Distorted Incentives
Congress should also amend the Medicaid rules around long-term care to make it harder for affluent seniors to qualify for Medicaid, said Moses. Under the current rules, wealthy families are permitted to keep senior family members’ assets, such as homes and cars, while having long-term care provided by Medicaid—a program that exists to help people in poverty.
“If Medicaid didn’t exempt up to $906,000 of home equity, homeowners would tap that resource with reverse mortgages, purchase the high-quality private home care they prefer, and stay off Medicaid,” said Moses said. “With home equity at risk, more people would buy private LTC insurance over time. With more home equity and insurance paying privately for long-term care, Medicaid would have increased resources left over to help the needy, who are mostly not homeowners and who are often minority families. In other words, save Medicaid for the under-privileged by inducing the middle-class and affluent to plan responsibly to pay privately for long-term care when and if they need it.”
In a June 23 article titled, “President Biden, Tear Down This Wall,” Moses proposed a three-part plan to reduce America’s reliance on Medicaid for long-term care. First, Congress would eliminate Medicaid loopholes that allow affluent seniors to qualify, as well as the “perverse incentives” that discourage consumers from planning early and responsibly for long-term care, Moses writes.

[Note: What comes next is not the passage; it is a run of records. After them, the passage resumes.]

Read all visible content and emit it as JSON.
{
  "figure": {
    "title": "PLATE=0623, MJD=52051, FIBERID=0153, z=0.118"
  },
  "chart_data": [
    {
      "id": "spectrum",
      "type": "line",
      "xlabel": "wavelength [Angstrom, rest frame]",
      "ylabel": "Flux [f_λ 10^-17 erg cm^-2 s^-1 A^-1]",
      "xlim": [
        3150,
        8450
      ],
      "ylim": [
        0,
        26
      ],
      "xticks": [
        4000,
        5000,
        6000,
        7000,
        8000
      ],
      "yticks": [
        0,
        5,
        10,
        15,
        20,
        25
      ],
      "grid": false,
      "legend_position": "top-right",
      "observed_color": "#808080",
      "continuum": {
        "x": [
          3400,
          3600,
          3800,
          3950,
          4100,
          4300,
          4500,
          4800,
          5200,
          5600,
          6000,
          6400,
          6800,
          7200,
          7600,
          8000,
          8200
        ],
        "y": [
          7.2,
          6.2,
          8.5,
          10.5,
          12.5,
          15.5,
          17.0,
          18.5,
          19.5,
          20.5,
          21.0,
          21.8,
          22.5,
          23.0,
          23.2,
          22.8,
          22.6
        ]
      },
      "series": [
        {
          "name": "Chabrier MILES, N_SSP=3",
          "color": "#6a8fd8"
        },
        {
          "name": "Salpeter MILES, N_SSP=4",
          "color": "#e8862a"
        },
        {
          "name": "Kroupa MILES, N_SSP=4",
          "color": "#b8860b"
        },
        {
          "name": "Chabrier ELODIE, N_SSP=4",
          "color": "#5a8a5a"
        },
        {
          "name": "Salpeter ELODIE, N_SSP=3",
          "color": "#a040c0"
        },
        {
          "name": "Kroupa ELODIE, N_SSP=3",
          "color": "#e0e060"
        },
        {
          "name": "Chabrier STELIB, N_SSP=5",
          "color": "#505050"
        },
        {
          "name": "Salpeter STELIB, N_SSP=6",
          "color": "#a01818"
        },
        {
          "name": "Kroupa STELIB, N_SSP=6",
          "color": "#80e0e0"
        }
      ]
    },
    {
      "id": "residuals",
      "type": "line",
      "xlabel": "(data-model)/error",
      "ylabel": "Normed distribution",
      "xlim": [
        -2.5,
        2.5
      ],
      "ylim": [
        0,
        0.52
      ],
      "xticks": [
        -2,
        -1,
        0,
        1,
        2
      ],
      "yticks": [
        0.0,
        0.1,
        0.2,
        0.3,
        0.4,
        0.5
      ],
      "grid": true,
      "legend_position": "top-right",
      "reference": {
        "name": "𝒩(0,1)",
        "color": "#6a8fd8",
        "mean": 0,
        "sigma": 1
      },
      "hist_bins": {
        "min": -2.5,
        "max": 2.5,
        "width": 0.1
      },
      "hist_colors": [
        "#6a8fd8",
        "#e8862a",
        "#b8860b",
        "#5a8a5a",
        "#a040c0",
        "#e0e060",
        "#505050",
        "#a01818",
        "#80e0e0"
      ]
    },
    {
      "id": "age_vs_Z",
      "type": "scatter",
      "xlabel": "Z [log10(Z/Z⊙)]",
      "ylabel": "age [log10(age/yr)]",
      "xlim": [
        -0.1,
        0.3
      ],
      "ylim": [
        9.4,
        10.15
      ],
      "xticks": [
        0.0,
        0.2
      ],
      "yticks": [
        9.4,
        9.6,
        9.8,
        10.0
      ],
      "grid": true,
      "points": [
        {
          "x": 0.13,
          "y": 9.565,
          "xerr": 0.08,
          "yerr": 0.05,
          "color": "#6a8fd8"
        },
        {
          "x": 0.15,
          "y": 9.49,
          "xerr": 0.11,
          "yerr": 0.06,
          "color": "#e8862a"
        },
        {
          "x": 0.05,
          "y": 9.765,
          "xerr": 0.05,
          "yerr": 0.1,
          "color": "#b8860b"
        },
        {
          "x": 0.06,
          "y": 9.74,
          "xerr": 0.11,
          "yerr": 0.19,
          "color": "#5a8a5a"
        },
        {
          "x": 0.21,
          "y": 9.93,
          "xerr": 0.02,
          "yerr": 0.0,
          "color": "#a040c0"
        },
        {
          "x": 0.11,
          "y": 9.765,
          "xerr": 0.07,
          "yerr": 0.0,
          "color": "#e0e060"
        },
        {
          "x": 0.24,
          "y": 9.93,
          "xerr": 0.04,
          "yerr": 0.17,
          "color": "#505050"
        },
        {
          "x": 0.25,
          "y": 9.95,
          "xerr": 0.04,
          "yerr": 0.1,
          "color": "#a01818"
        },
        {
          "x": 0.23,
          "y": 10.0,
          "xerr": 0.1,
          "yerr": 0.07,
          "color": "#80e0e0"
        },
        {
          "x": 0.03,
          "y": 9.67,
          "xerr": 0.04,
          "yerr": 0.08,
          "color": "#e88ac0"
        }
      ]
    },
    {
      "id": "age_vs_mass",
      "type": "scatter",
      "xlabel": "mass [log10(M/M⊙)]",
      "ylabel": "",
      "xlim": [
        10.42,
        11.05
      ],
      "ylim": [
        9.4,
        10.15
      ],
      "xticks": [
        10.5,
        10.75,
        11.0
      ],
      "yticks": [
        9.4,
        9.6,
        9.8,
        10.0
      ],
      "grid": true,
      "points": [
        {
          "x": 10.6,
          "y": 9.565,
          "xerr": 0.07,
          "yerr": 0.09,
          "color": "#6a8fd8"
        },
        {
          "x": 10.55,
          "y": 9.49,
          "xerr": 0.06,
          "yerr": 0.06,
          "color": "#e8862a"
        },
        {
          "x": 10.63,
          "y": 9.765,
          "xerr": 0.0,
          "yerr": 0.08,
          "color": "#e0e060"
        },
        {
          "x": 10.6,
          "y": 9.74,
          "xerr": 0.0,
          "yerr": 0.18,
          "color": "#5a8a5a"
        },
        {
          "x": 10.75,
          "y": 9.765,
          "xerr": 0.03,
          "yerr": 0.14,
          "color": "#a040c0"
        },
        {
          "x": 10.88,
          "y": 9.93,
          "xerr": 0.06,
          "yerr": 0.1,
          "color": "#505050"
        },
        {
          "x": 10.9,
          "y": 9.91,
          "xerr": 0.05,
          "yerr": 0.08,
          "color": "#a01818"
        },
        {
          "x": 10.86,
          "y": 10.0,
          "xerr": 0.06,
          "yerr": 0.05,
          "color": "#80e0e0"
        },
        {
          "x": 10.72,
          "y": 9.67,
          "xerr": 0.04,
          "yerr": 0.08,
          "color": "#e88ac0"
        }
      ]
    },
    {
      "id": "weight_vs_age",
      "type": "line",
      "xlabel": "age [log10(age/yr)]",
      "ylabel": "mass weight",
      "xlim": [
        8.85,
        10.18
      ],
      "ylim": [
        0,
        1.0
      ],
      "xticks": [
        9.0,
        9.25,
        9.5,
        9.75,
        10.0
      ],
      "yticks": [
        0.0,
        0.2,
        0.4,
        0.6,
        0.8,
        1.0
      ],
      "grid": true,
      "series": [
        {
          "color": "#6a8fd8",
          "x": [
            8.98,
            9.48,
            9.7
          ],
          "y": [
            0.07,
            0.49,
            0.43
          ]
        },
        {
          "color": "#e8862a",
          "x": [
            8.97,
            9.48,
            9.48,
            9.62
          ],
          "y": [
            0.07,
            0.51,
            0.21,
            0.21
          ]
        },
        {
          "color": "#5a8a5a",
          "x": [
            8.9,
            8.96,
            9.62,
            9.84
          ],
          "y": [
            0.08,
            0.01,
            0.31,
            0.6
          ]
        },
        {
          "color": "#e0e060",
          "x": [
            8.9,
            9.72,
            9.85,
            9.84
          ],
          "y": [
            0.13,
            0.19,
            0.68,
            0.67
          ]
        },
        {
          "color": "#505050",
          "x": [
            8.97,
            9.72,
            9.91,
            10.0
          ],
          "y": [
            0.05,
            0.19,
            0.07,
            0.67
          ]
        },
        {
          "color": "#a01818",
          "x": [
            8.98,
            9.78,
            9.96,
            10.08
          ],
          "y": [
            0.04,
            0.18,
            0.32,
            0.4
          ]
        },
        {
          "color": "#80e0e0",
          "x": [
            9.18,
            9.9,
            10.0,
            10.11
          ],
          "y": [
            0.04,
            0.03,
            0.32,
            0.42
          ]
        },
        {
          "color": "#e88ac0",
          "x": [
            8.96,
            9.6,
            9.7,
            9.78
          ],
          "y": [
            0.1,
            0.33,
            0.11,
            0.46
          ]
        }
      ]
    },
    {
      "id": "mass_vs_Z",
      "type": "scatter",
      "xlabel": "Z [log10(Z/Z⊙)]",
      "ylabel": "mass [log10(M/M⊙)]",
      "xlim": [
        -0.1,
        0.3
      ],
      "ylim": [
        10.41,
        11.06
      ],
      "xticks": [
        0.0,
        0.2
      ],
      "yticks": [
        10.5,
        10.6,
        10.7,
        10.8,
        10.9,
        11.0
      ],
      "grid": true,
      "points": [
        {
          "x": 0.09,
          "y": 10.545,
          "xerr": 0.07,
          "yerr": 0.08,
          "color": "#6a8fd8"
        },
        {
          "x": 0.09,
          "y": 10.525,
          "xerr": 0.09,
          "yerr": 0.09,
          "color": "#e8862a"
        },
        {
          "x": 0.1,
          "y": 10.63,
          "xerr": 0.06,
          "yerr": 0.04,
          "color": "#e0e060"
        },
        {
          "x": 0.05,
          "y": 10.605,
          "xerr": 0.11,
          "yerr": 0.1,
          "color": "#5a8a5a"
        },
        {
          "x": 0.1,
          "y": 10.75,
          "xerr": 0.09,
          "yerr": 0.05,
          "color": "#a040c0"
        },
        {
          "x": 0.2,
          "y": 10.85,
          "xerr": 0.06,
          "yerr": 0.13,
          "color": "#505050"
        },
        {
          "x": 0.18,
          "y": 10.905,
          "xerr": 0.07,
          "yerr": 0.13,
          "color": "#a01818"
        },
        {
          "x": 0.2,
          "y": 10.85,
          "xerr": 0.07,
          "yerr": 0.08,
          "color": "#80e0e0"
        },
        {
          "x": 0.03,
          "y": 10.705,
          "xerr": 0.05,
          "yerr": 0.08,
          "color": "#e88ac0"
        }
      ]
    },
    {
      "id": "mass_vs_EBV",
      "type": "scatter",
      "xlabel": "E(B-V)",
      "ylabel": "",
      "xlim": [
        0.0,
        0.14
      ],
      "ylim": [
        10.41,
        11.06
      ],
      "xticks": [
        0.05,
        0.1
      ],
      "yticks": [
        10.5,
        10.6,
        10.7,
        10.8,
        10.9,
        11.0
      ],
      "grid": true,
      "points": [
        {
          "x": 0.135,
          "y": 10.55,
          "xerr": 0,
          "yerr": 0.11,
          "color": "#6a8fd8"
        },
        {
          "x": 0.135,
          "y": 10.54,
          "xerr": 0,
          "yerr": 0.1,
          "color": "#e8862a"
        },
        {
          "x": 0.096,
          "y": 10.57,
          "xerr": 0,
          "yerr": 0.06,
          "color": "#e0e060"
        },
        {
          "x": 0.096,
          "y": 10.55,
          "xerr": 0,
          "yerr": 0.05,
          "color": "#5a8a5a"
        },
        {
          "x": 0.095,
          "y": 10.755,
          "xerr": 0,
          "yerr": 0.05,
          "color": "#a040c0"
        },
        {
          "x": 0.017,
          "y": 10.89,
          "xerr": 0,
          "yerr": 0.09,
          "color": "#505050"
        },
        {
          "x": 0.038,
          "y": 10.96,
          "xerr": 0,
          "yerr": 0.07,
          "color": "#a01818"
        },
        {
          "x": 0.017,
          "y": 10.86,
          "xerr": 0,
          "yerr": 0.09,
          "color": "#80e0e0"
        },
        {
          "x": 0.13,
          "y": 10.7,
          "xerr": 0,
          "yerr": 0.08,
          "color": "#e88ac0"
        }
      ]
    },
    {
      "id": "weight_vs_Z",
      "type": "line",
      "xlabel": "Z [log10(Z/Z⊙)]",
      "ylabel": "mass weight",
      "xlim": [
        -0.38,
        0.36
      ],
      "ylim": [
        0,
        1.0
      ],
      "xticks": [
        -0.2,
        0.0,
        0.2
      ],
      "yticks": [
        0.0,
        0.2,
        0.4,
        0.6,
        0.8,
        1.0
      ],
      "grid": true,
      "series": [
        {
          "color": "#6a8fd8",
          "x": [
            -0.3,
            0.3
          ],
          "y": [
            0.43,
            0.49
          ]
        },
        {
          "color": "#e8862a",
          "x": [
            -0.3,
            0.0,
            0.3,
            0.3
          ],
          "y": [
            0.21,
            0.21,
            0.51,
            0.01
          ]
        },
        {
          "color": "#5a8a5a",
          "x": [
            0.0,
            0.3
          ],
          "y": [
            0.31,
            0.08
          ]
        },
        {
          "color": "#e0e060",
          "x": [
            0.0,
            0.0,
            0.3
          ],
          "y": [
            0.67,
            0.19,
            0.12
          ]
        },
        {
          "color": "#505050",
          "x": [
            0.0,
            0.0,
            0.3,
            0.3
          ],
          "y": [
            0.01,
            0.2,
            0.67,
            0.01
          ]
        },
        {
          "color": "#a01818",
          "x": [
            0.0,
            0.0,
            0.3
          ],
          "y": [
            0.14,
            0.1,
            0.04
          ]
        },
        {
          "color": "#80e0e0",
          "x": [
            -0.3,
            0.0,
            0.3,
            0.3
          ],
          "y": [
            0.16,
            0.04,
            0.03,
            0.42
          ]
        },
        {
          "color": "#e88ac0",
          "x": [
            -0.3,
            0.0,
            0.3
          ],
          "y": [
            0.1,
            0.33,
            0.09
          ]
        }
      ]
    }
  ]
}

“Step two is to put the Medicaid estate planning bar out of business. Systematically identify, analyze and prohibit the methods and financial products elder law attorneys use to qualify their affluent clients for Medicaid LTC benefits,” Moses writes. “Stop their discriminatory practice of using ‘key money’ to buy well-heeled clients access to the best long-term care facilities at the exclusion of poor people who lack the funds to pay privately.”
The third step is to warn the public that long-term care is a “pay now or pay later” proposition, Moses writes.
“With home equity at risk, consumers will finally see why private long-term care insurance, paying a premium now to avoid a potentially devastating cost later, is the preferred choice to make,” Moses writes. “Without Medicaid crowding out most of the demand for private LTC insurance, that product will become a viable alternative for many more people than now, especially homeowners seeking to protect their biggest asset.”